This laboratory, situated in the Kirstenbosch Research Centre, was opened in 2000. It is named after the late Leslie Hill whose generous donations made it possible, in recognition of his contribution to the conservation of the flora of South Africa.
In recent years the incorporation of DNA sequencing technology into the field of plant systematics has provided a powerful additional source of evidence in our search to understand relationships among plants. The primary aims of the laboratory are to carry out research on the South African flora through:
· evaluation of classifications
Through the use of DNA sequences important advances have been made in the resolution of higher order angiosperm relationships. However, resolution of relationships at the species level can also help us to uncover factors that are important in the speciation process and the age and origins of components of the South African flora.
Conservation strategies in South Africa are beginning to recognize the importance of understanding the contribution of the physical environment to the speciation process. Therefore, conservation-planning priorities are shifting to encompass not only biodiversity patterns but also the evolutionary processes that sustain them. Consequently, reconstruction of the way plant species are related to one another can give us an indirect insight into the ecological factors that may have been involved in promoting speciation, over evolutionary timescales of millions of years.

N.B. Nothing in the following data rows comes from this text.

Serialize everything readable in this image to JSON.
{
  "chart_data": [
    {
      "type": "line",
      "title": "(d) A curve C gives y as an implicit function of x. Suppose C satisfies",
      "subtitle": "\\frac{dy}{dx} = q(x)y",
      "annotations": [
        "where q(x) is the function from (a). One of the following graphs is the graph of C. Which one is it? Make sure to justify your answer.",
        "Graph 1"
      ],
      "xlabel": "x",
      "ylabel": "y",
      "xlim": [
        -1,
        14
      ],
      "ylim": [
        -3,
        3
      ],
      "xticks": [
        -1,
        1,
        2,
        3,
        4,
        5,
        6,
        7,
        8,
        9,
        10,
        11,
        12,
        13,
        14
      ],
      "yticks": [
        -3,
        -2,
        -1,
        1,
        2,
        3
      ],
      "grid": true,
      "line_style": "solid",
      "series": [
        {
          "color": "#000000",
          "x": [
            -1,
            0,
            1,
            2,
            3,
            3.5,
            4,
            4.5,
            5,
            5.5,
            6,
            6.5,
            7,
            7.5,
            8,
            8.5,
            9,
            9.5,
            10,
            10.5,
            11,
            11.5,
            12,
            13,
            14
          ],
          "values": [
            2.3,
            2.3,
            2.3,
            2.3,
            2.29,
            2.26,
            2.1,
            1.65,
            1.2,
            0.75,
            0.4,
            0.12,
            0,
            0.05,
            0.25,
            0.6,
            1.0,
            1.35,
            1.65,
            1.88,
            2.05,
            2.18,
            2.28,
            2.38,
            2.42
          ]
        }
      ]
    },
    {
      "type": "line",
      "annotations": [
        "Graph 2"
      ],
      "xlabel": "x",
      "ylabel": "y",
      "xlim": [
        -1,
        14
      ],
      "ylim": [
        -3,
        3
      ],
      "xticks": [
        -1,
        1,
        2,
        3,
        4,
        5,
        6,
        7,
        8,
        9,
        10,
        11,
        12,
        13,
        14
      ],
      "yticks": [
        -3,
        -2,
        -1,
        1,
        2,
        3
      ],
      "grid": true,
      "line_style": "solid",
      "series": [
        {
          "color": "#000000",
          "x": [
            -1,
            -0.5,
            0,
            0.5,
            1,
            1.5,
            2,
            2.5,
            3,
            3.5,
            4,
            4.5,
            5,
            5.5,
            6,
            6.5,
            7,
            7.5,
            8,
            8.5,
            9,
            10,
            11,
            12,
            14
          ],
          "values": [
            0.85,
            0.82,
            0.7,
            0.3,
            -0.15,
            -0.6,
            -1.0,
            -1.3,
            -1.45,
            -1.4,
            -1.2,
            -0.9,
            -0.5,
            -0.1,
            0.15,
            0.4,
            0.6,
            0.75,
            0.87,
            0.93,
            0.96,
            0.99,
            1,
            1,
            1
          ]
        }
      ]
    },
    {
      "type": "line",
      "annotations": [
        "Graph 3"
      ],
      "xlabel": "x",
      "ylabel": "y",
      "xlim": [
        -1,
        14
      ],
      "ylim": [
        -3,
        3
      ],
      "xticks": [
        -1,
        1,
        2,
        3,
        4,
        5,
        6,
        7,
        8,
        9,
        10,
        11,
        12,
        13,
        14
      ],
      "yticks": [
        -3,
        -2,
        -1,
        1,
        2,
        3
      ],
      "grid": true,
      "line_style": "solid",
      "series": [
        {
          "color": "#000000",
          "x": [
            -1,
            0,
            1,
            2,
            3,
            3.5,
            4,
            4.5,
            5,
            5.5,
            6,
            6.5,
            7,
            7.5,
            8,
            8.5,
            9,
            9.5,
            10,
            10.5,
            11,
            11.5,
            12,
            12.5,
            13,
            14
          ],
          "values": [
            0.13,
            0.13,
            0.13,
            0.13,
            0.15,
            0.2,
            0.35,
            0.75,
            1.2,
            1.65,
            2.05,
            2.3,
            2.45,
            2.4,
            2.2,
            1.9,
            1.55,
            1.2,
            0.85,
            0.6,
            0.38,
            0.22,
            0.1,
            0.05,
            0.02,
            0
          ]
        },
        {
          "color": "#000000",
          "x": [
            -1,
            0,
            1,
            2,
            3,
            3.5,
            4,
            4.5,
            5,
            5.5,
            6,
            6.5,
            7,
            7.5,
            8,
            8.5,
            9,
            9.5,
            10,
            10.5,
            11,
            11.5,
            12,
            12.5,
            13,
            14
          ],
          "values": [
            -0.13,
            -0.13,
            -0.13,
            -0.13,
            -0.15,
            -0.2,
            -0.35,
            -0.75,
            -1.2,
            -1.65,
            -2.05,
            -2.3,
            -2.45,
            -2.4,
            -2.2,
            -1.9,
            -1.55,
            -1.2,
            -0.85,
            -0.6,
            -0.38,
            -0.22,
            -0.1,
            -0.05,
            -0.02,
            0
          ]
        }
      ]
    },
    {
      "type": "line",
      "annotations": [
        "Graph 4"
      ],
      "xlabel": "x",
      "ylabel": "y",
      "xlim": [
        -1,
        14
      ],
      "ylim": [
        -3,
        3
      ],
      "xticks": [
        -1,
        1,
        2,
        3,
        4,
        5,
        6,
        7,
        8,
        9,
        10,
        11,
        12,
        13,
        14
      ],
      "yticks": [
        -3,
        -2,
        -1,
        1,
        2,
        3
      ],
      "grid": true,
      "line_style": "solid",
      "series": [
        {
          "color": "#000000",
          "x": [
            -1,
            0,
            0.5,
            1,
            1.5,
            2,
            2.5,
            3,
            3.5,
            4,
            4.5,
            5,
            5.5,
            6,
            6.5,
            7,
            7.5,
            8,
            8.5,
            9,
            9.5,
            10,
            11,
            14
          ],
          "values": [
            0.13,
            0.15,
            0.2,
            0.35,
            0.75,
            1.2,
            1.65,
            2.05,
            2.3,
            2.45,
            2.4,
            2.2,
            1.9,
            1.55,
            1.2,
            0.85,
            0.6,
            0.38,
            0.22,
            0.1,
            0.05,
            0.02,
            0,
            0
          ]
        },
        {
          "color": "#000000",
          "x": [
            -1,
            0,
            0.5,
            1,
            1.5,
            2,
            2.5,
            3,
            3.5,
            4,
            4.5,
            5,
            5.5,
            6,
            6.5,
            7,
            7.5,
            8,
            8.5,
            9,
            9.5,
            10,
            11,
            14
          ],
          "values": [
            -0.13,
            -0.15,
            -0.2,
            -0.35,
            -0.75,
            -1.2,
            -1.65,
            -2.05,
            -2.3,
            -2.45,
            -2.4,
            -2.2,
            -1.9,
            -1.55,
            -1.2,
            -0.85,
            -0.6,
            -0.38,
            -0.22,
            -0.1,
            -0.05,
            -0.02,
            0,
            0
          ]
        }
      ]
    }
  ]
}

Answering the question of why there are so many plant species in South Africa, particularly in the Cape Region, has engrossed botanists and evolutionary biologists for decades. Our aim is to contribute new and exciting evidence to the debate; evidence that will hopefully lead to better understanding of how to protect our unique floral heritage.
A DNA bank to house genetic material of South African plants is to be established as part of the Molecular Systematics programme at Kirstenbosch.